28 Thermidor CCXVI (August 14, 2008)
Encyclopedia Brown and the Mystery of the Smoldering Steps
Just to prove that I am, in fact, not dead, here's some weird local news: Smoking steps mystery at UNB prompts evacuation.
"A curious chemical reaction on the concrete steps of the University of New Brunswick's Lady Beaverbrook Gym led to the evacuation of the building and closing of streets around the Fredericton campus on Wednesday.
Emergency officials received a report Wednesday morning that a concrete step at the back of the gym was smouldering and smoking.
Assistant deputy fire chief Bob Martin told CBC News he's never seen anything like it.
Smoke was rising out of the concrete steps on the Forest Hill Road side of the building and the steps were at a temperature of 150 C when emergency crews first arrived, Martin said.
Thermal-imaging cameras were used to monitor the temperature of the steps, which rose from 150°C to 260°C before eventually cooling to 21°C.
Martin said the reaction appears to be linked to an epoxy used to connect a metal rail to the steps when they were constructed more than 40 years ago.
"At that time, they used to use a sulphur base," he said. "They would pour it in a liquid form around that.
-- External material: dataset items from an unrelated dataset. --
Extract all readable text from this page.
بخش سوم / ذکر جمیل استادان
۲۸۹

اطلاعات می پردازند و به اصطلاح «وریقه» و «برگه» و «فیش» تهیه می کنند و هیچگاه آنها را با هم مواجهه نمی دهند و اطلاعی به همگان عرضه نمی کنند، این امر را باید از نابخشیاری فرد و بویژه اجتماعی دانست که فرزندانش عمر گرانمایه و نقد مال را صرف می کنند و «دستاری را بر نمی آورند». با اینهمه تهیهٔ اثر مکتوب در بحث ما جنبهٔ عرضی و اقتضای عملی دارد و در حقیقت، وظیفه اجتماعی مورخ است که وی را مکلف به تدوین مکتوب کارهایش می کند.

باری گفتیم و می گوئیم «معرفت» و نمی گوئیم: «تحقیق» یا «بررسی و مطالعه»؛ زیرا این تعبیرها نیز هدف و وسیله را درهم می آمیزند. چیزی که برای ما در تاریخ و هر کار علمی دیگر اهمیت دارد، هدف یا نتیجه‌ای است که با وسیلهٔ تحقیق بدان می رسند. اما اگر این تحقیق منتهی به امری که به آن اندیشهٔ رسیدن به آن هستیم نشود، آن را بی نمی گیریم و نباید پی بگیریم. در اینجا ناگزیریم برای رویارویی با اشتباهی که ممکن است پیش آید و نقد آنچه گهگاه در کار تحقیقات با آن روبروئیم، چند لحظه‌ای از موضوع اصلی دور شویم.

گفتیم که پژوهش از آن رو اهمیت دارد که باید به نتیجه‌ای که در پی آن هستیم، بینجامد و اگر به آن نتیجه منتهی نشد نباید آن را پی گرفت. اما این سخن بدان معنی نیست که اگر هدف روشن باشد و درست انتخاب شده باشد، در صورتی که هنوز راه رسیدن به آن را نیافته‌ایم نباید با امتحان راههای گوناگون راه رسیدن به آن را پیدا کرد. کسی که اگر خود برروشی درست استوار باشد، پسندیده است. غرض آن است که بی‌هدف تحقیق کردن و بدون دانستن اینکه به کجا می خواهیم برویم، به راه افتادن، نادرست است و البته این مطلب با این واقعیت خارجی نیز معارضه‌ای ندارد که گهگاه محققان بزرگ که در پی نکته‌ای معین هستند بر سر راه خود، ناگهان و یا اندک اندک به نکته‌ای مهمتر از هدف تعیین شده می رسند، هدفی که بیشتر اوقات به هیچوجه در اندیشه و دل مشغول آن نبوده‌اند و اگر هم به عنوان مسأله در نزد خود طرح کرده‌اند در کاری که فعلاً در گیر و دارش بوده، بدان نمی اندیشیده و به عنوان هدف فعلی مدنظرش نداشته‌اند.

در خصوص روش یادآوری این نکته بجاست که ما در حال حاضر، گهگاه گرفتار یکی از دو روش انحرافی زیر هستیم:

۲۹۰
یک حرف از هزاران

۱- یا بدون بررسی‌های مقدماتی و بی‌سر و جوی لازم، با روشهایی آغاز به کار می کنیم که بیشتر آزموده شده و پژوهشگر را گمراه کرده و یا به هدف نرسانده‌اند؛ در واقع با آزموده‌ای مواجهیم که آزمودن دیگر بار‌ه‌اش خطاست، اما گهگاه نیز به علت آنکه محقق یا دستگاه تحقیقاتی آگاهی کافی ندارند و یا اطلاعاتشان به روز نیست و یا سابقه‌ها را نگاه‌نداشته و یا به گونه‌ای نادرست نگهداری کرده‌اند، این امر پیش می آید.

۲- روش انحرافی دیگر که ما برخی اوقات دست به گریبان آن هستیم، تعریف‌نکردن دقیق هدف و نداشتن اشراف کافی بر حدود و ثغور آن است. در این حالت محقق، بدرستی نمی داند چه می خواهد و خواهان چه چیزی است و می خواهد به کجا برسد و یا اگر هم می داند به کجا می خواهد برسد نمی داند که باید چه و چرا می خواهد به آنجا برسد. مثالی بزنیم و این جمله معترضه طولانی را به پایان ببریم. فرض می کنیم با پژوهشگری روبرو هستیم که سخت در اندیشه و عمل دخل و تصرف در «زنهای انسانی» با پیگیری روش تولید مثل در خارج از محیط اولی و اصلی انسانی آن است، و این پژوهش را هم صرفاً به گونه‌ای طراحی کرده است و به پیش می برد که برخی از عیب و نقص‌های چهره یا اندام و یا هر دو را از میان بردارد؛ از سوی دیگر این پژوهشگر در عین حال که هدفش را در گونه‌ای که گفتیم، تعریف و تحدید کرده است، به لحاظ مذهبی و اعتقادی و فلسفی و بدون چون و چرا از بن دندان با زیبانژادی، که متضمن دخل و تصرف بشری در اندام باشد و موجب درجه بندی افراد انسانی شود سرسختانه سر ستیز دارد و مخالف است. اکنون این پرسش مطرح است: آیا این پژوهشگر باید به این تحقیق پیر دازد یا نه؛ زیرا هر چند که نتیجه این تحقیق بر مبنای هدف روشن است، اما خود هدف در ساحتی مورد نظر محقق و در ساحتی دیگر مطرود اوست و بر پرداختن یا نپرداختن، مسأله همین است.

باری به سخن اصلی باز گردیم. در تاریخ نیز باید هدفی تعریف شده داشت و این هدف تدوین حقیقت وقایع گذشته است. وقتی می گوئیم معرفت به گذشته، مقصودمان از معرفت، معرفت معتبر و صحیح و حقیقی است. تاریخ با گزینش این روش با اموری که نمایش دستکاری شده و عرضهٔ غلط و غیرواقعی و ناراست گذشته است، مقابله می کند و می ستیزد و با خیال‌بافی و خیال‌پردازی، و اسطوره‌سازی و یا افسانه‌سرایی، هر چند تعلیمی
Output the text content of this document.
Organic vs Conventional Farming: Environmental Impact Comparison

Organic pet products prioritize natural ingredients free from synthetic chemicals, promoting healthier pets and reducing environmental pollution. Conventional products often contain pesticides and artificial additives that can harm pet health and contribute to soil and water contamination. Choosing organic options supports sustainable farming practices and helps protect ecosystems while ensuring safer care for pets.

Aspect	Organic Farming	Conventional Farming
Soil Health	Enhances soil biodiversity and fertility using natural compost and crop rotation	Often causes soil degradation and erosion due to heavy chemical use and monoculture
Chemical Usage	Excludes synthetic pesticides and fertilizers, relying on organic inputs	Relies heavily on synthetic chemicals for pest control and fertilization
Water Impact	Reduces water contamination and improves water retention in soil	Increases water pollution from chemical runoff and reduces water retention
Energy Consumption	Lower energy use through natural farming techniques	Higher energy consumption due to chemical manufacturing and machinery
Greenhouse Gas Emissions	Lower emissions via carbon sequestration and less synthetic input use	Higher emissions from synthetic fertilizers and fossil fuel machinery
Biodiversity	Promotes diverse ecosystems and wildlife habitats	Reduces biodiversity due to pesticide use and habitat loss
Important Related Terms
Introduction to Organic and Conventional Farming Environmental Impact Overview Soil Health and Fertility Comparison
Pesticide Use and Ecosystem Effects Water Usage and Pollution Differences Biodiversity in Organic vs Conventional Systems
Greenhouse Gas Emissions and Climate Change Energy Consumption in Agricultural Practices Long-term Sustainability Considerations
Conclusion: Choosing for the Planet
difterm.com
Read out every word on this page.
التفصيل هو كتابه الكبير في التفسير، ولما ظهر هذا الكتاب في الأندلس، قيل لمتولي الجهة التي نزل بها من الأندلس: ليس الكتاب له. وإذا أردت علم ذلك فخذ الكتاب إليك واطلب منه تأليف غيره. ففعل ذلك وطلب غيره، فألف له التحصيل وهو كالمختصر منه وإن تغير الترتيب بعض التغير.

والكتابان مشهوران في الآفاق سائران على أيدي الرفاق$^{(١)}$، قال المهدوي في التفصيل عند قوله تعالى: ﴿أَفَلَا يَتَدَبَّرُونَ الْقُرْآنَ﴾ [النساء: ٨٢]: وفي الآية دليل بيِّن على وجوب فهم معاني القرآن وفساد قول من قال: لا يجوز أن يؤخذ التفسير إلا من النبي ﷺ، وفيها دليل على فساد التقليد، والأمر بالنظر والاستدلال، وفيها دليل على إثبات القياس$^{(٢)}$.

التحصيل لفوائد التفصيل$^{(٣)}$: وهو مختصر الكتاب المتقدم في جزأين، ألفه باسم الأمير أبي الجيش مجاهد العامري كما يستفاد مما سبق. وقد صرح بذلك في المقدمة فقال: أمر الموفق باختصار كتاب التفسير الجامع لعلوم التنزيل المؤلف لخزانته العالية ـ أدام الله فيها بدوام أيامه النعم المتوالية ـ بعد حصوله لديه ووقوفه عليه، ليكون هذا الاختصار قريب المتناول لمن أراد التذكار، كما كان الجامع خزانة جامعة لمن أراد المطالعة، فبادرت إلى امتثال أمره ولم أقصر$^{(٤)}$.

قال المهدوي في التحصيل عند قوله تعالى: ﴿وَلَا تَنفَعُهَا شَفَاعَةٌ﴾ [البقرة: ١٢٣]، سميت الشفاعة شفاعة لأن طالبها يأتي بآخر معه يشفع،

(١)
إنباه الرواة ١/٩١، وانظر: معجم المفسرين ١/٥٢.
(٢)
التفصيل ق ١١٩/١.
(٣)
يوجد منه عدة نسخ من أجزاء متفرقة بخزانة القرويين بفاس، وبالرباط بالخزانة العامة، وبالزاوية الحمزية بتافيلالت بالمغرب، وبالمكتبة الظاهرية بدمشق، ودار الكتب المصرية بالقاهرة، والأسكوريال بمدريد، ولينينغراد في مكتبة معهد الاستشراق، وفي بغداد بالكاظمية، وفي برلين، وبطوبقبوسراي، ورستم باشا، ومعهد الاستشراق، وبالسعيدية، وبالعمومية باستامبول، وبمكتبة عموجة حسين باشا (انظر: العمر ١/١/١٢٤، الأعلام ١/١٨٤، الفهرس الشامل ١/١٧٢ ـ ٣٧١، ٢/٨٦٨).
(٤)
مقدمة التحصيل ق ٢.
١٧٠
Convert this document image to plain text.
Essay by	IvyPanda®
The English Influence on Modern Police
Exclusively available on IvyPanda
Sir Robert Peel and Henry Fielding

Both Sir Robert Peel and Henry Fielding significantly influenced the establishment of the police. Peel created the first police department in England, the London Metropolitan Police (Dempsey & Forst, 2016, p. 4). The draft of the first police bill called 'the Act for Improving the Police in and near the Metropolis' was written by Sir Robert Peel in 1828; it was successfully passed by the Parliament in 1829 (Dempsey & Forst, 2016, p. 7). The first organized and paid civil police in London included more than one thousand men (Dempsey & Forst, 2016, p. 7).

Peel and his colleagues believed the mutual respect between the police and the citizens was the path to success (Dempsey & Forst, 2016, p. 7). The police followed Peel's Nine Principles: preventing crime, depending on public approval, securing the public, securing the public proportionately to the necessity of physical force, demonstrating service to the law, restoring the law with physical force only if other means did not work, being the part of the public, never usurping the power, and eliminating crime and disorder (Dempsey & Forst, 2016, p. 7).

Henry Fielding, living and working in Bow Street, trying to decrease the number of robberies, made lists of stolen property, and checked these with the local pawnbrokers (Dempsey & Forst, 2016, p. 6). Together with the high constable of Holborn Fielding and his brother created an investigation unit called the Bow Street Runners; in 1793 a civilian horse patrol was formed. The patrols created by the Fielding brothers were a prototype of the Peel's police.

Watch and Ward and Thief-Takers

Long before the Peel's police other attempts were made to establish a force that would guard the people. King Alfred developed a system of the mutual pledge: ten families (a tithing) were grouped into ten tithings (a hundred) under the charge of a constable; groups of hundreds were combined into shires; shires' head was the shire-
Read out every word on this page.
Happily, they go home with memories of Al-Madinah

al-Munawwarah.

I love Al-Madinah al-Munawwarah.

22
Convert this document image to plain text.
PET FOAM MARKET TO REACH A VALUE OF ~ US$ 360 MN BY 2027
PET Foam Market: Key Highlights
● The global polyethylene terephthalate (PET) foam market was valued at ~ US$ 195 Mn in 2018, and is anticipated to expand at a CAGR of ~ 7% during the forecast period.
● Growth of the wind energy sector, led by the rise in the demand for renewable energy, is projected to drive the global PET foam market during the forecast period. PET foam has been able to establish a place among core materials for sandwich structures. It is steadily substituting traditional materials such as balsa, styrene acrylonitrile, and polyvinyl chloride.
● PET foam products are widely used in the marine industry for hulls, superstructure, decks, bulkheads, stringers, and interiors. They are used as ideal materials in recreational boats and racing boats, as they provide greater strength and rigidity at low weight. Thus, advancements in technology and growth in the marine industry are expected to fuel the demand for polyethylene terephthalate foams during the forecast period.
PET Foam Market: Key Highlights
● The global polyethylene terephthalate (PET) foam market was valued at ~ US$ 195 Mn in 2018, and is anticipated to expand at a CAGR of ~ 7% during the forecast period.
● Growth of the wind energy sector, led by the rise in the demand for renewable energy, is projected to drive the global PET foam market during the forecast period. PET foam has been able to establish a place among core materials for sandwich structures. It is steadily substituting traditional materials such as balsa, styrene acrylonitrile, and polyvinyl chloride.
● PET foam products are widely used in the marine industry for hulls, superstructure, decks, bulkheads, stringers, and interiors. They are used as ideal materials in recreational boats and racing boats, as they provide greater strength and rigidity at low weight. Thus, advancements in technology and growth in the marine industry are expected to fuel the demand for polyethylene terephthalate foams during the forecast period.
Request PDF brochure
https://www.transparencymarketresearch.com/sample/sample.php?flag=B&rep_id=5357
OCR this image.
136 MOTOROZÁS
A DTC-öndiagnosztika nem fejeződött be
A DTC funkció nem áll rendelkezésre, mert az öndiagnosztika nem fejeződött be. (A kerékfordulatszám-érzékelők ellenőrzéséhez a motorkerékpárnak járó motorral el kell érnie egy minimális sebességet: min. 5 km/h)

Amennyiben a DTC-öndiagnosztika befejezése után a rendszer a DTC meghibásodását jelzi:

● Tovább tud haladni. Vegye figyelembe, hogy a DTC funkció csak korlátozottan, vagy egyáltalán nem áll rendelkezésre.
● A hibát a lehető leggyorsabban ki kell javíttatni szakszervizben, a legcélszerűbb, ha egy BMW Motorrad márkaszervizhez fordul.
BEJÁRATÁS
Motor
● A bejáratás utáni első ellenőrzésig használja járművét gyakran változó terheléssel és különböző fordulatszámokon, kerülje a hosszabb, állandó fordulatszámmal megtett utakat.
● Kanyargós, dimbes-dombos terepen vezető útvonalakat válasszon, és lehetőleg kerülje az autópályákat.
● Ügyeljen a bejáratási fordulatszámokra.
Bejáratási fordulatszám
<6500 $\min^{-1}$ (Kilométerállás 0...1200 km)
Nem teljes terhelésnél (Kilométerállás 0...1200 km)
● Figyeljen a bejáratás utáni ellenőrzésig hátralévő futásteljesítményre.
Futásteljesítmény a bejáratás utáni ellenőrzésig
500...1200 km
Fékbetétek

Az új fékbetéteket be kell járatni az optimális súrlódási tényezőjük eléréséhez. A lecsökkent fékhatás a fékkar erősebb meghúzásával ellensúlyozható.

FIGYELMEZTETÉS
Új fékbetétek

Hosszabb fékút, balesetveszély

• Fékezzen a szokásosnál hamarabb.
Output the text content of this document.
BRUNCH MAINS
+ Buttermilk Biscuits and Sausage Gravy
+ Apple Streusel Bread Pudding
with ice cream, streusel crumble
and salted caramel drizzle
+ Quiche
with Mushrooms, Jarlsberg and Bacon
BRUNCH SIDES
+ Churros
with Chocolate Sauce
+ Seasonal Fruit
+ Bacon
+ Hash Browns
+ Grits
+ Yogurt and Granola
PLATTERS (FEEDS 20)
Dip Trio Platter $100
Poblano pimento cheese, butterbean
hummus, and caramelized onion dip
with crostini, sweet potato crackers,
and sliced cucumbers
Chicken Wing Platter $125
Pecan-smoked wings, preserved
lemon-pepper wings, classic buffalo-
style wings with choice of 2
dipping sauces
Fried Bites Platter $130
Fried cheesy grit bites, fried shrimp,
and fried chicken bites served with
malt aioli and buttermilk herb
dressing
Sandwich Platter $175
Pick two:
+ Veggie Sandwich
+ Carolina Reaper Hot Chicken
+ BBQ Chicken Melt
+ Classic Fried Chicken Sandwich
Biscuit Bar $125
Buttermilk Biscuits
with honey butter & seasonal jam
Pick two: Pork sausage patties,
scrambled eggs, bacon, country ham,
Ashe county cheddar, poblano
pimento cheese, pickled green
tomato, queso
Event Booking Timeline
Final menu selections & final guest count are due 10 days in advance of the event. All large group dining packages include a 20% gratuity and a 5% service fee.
This liquid base is the part that was on fire — it was in a molten state."
The Fredericton bomb squad was also called in and chemists were being consulted by telephone, Martin said.
A mass spectrometer tested samples against more than 17,000 different chemicals to try to identify the substance that might have caused the reaction.
Concrete has been known to explode under extreme heat, so the gym was evacuated and the nearby road was shut down for about three hours on Wednesday.
Officials still aren't sure exactly what happened, but do not believe the incident was a result of criminal activity, Martin said.
"There's no malice here," he said. "If you're going to cause a disturbance at UNB, why would you choose the back step?"
Officials said they don't expect the reaction to happen anywhere else.
The evacuation order and the road closure were lifted Wednesday afternoon."
Yeah, I don't have too much to say other than perhaps: just who thought a sulphur base was a good idea? More importantly though: how does something like that suddenly catch fire? It's not like it's been terribly hot here lately — quite the opposite in fact: cold and rainy with a continuing forecast of cold and rainy.